Stephin Merritt est souvent comparé à Cole Porter depuis la sortie de l'imposant
69 Love Songs. C'est une façon de dire qu'il s'est inscrit dans la tradition des grands compositeurs populaires américains, entre Irving Berlin et Phil Spector. Mais si Merritt puise allègrement dans tous les styles, dans l'esprit il partage plus avec Porter qu'avec n'importe quel autre. Ils ont le même goût pour la subversion des clichés de l'amour et de la chanson qui chez Porter était le mieux illustré par la provocante
"Love For Sale". On se plait à imaginer que le refrain "
New love / Old love / All kinds of love for sale" a inspiré à Merritt son compendium des chansons d'amour pour les homos joyeux.
69 Love Songs n'est en effet pas une œuvre romantique, mais plutôt un regard lucide, sympathique, exhaustif, sarcastique, émouvant et triste sur l'amour dans toutes ses formes et peut-être plus encore sur les chansons qu'on écrit dessus. Il y a la lubricité de
"Let's Pretend We're Bunny Rabbits", l'amour fou et sexuellement trouble proclamé dans
"When My Boy Walks Down The Street", le monstrueusement capricieux
"Zebra", le ridicule excès de romantisme de
"Busby Berkeley Dreams" et, parce que la personnalité de Merritt transparait forcément, les chansons les plus misérables et douce-amères au monde. Tous ces extrêmes, cependant, sont toujours nuancés par l'esprit de Merritt qui sait en quelques mots ou quelques notes retourner, détourner ou doubler le sens de la plus simple de ses chansons.
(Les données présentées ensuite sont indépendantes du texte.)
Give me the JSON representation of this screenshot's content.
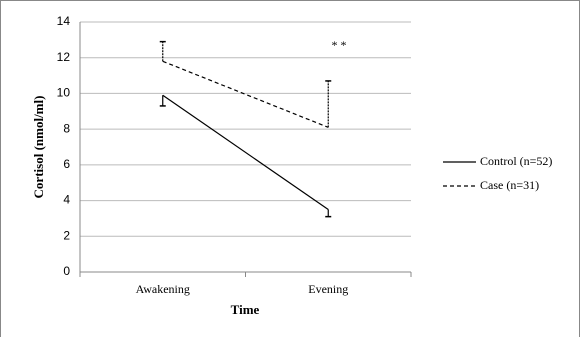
{
  "chart_data": {
    "type": "line",
    "x_label": "Time",
    "y_label": "Cortisol (nmol/ml)",
    "categories": [
      "Awakening",
      "Evening"
    ],
    "series": [
      {
        "name": "Control (n=52)",
        "color": "#000000",
        "dash": "solid",
        "values": [
          9.9,
          3.5
        ],
        "errors": [
          0.6,
          0.4
        ],
        "error_direction": "down"
      },
      {
        "name": "Case (n=31)",
        "color": "#000000",
        "dash": "dashed",
        "values": [
          11.8,
          8.1
        ],
        "errors": [
          1.1,
          2.6
        ],
        "error_direction": "up"
      }
    ],
    "annotation": "* *",
    "ylim": [
      0,
      14
    ],
    "yticks": [
      0,
      2,
      4,
      6,
      8,
      10,
      12,
      14
    ],
    "grid": true,
    "legend": "right"
  }
}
Le pont
"You need me like the wind needs the trees / To blow in, like the moon needs poetry", par exemple, ajoute au moins deux couches de sens à la complainte
"Come Back From San Francisco" chantée par une femme amoureuse d'un homme homosexuel.
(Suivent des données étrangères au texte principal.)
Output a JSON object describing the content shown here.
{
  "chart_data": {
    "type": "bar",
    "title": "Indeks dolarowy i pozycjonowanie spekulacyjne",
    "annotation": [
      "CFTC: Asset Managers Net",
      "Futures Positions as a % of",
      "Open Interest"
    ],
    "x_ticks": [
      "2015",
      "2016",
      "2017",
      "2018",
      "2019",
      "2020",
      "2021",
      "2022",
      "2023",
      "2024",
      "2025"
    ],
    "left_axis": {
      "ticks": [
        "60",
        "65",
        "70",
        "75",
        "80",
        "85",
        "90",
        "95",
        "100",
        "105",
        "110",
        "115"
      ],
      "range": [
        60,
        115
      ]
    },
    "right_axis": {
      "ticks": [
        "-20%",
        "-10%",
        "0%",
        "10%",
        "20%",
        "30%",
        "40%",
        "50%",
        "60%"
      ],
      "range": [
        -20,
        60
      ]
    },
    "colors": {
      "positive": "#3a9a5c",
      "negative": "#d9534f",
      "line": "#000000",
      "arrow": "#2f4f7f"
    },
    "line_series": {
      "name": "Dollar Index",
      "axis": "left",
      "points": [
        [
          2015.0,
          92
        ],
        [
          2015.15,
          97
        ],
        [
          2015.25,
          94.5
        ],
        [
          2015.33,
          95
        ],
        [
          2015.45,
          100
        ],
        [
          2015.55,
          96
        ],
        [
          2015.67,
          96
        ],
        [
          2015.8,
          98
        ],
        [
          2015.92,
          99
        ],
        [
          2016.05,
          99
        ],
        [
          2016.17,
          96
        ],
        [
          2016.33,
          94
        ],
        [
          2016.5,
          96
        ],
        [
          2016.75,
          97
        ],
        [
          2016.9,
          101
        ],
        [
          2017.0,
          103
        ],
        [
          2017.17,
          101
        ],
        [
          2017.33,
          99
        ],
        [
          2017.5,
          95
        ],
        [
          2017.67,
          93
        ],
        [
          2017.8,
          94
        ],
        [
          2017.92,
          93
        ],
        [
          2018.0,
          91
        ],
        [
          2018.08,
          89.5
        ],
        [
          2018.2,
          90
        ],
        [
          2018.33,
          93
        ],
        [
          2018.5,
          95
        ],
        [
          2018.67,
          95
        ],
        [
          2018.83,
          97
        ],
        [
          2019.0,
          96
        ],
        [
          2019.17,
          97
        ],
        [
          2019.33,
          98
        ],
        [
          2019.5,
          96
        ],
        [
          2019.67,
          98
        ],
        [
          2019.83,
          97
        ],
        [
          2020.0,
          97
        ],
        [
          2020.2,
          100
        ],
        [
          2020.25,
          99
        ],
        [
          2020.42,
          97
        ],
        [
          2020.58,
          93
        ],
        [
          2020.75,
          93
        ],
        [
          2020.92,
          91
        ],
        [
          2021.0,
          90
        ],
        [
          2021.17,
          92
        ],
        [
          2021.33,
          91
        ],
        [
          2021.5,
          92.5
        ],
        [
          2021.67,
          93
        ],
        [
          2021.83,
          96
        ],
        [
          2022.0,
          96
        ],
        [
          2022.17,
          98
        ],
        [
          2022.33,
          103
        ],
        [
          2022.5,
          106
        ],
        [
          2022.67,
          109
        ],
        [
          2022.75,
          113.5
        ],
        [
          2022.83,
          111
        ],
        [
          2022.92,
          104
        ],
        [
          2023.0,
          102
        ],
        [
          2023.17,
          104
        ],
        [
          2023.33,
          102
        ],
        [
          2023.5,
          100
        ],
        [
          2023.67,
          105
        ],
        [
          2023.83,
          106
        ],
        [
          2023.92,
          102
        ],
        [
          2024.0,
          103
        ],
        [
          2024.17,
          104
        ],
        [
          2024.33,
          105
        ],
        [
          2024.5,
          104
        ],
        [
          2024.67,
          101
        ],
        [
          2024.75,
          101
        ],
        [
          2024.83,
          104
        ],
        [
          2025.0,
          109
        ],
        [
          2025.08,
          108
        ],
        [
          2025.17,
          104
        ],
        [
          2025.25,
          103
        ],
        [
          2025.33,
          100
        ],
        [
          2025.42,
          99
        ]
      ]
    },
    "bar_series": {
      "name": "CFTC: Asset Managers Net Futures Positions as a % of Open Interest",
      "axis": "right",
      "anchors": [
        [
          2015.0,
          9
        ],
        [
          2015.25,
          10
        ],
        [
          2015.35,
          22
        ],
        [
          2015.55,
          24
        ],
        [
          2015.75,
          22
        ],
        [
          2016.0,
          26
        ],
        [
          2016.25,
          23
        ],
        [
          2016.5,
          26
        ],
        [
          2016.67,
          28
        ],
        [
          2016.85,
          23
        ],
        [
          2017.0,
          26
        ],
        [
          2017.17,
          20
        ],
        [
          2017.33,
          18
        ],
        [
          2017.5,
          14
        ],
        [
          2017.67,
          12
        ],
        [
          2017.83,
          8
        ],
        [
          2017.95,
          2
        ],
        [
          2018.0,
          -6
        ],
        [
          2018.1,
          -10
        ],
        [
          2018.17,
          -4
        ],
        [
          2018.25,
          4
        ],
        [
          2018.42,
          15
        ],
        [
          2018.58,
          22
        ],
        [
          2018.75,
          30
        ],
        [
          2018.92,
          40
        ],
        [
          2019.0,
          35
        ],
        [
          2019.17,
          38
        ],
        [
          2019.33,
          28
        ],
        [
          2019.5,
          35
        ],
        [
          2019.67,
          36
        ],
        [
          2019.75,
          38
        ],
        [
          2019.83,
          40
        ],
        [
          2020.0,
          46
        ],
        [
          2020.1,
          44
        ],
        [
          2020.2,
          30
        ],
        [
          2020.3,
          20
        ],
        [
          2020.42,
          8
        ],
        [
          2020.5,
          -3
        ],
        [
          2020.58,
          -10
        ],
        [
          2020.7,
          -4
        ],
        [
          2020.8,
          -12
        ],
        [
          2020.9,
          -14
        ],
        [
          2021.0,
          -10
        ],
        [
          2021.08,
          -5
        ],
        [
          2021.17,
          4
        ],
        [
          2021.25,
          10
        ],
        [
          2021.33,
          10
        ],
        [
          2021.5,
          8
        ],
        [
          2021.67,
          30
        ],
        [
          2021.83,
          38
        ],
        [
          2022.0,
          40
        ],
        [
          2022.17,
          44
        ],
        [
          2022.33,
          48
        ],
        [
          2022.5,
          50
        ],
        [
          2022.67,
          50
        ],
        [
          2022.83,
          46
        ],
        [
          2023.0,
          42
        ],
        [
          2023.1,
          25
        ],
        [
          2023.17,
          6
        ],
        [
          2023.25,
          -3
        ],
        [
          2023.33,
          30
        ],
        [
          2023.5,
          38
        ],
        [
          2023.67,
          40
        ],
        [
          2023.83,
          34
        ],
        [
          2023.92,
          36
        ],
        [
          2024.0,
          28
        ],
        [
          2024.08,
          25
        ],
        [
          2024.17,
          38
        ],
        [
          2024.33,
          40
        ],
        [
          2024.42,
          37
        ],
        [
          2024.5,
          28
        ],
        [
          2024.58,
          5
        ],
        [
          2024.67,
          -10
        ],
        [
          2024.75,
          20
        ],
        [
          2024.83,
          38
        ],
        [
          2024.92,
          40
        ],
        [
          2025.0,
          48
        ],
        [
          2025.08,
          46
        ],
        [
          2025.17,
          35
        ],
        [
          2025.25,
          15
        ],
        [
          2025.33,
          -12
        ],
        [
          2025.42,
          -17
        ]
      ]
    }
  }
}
Musicalement, les chansons passent d'un genre à un autre comme sur un coup de tête, du free jazz beatnik à la country pop, de la comédie musicale au reggae... Chaque formule étant abordée comme une contrainte génératrice : les répétitions du titre de
"Yeah, oh yeah" obligent les chanteurs du duo à dire oui à tout ce que dit leur partenaire, la réverb' sur
"Grand Canyon" donne sa métaphore aux paroles, sur
"Love Is Like Jazz" Merritt compare l'amour lui même au genre utilisé pour le chanter, ailleurs c'est un simple décalage entre les paroles sombre et la musique naïve qui fait la chanson.
Depuis son invention au Moyen Age, l'amour courtois s'est imposé comme la chose la plus importante au monde et le sujet naturel de la chanson. C'est sans doute pour ça que certains artistes comme
Beck se sont pour booster leur créativité et leur originalité imposée la contrainte de ne jamais écrire de chanson d'amour. Merritt s'est lui astreint à la tâche inverse, celle de faire ce que tout le monde fait et non seulement il l'a fait très bien et de façon originale mais il a révélé au passage quelques choses fondamentalistes sur ce que font tous les autres. L'amour, c'est sans doute un sentiment naturel mais c'est aussi un édifice culturel cyclopéen, toute une série de conventions avec lesquelles on compose notre vie comme une chanson de genre.